Performance Measures. Results from the coordination survey conducted as the fourth step allowed NFTA to proceed with the fifth step, analysis of systems. Survey data revealed that health and human service agencies are spending approximately $23 million annually for transportation through 40 various programs, using 168 vehicles and providing 2.3 million trips at roughly $10 per trip. Meanwhile NFTA was spending $65 million annually using 300 buses and 27 paratransit vehicles to provide 27 million trips at roughly $2.40 per trip. These data enabled NFTA to develop per trip cost analyses for each agency as discussed earlier and to establish a performance measure for the existing transportation system as a basis for comparison with a redesigned system.

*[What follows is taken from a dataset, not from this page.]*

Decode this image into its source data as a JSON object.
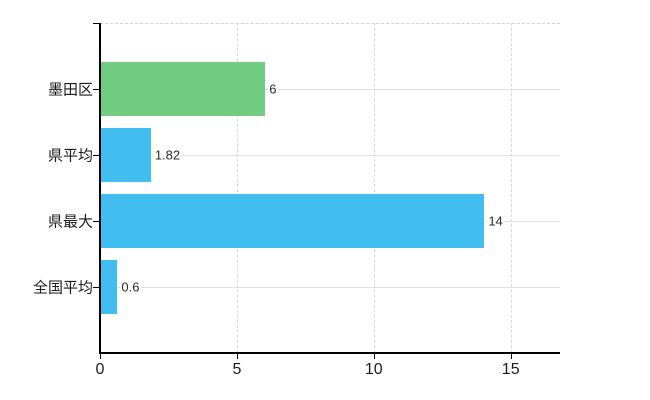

Measuring the Cost Savings and Benefits of Coordination. The final step for NFTA and its partners was to develop ideas for a redesigned system. Using information and models developed in the preceding steps, NFTA and the technical committee, with consultant assistance, examined a number of possible system configurations to assess the expense structure that would allow them to take a segment-by-segment approach to redesigning the system. The result was a concept for a six-year plan called Hublink, whereby hubs would be built in suburban locations and systems would be developed to feed those hubs, which would tie into fixed-route transit services. Hublink called for a phased approach whereby NFTA core service would be the first area of focus, followed by the development of regional connectors between suburban areas and linked to the traditional CBD, and finally, the development of a feeder system to the regional hubs.

A coordinated system would be the backbone of the Hublink concept and be designed to integrate the transportation operations of NFTA, health and human service agencies, and private transportation providers. Using the cost information developed earlier, NFTA projected that under a coordinated system, if they could increase ridership form 1.5 to 2.5 passengers per hour on only $15 million of the $23 million being spent by health and human service agencies, they could save up to $4 million through service enhancements and expense reduction that could be used to strengthen a redesigned transportation system.

While recent administrative changes at NFTA have precipitated a review of the planned system redesign, the participants in Hublink hoped that 1999/2000 would be the first full year of implementation for the Hublink system. While the results of this undertaking are not yet available, the coordination process in Buffalo has provided a model for nearby Syracuse, where the transit agency is in the process of implementing a Hublink model. Judging from the successes realized in other areas, as illustrated in the case studies throughout this report, it is likely that NFTA and all the partners in the coordinated system may realize important benefits from coordination. General public and specialized needs customers will enjoy a more flexible and responsive system, while the providers hope to realize operating efficiencies through increased ridership, greater utilization of capacity, and the elimination of redundant or under-utilized services.


13 Coordinating Council on Access and Mobility, op cit, pp. 30-31.